My first sight of the garden includes zebra grass, another green-and-white variegated maidengrass and petunias draped over a low retaining wall. A few black-eyed Susans peek from under the frays of the taller ornamental grasses, and recently transplanted irises promise blooms next spring. The color and the possibility of a little nature on the edge of an abyss of asphalt are enough to draw me up the sidewalk.
The garden is at the Community Health Facility, 200 Maine, but it is in the back of the building at the employee entrance. Once upon a time, I am told, large shrubs grew here but were removed for the safety of employees leaving at irregular hours. Two large, multi-stemmed river birch trees and an expanse of grass filled the void between the sidewalk and building when the shrubs were removed.
Multiple agencies work out of the facility, but it was the staff of Douglas County Visiting Nurses who decided to make the space more enjoyable. Judith Bellome, chief executive officer of Visiting Nurses, and staff member Mitzie Gimblet initiated a garden project to brighten the employee entryway three years ago. Gimblet enjoys gardening, and the rest of the staff knew she had an eye for design, so she was a natural fit to oversee the garden.
As I take in the sights and sounds, a ruby-throated hummingbird darts from bloom to bloom on stems of Lady in Red salvia. Multiple shades of ruffle-leaved sun coleus frame the salvia, and a nearby pink gaura flutters its whispy stems in the breeze.
Small trees, shrubs and perennials in the garden are often planted in memory of loved ones of employees at the health facility. Other plants are donated by staff members out of their own gardens, and several local garden centers donated plants to help get the garden growing. The city donates compost and mulch each year.
“It’s contagious. When you start something, people start chipping in,” Bellome says. “It inspired me.”
Gimblet says the small trees (a Japanese maple, a Dwarf Norway spruce and a weeping pussy willow) are her biggest challenges in the garden. The Japanese maple grows amongst a variety of hosta lilies, bright pink and salmon-colored impatiens, and annual begonias. The spruce and willow are on the sunny end of the garden with annual zinnias, verbena and sweet potato vines, and perennial yarrow, creeping jenny, creeping thyme and sea oats.
“I pick out what’s beautiful and bright,” Gimblet says. “I like different textures and different variegation, or I’ll pick up things like coleus because I know it gets big.”
Sarah Randolph, marketing and development manager of Visiting Nurses, says she loves the way the garden softens the building and makes it feel more welcoming.
“I like that you can hear life.
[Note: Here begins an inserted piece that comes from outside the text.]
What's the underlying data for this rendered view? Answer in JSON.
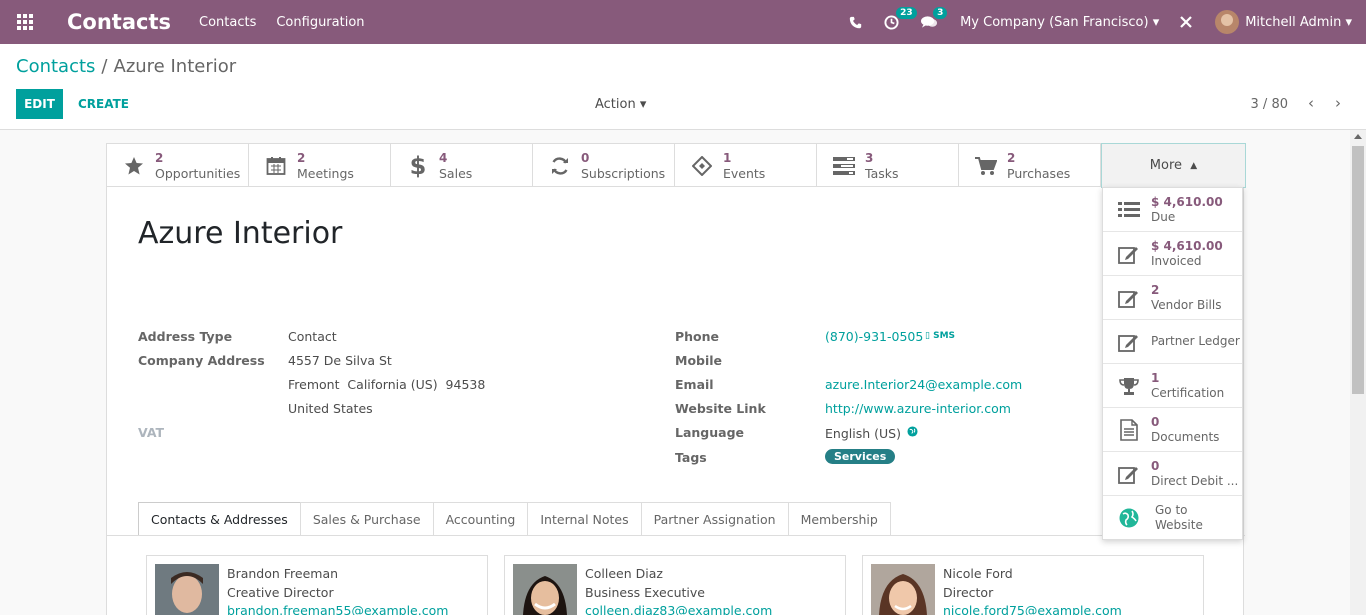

Not just see it, but hear it,” Randolph says.
The life she refers to sounds like songbirds and tree frogs, and their music makes the city sounds fade into the background.
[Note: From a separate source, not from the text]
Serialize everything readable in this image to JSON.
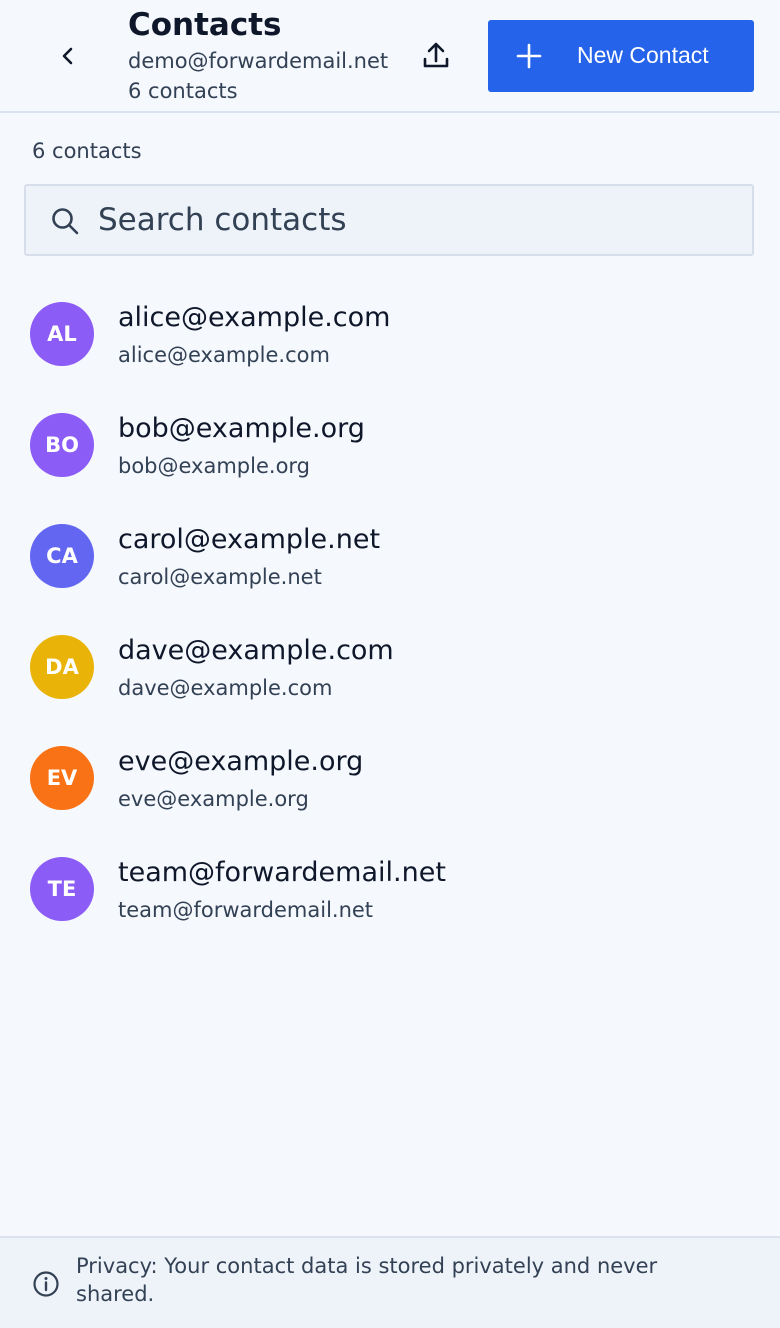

“It felt different walking in after the garden was here,” Randolph adds.
Gimblet says many of the annual flowers are dug up each fall and overwintered by employees to be re-planted the following spring. Multiple varieties of begonias and a shamrock plant are annuals that are commonly overwintered this way.
Each glance into the garden brings a different variety of perennial sedum or bugleweed or lambs-ear to my attention. The garden is full of colors and textures that please the eye.
Two additional components that greatly helped the garden’s success (but are easily overlooked) are the retaining wall at the north end and a rain barrel that provides water to the garden. Both were installed by Dale Seele, who does maintenance at the facility.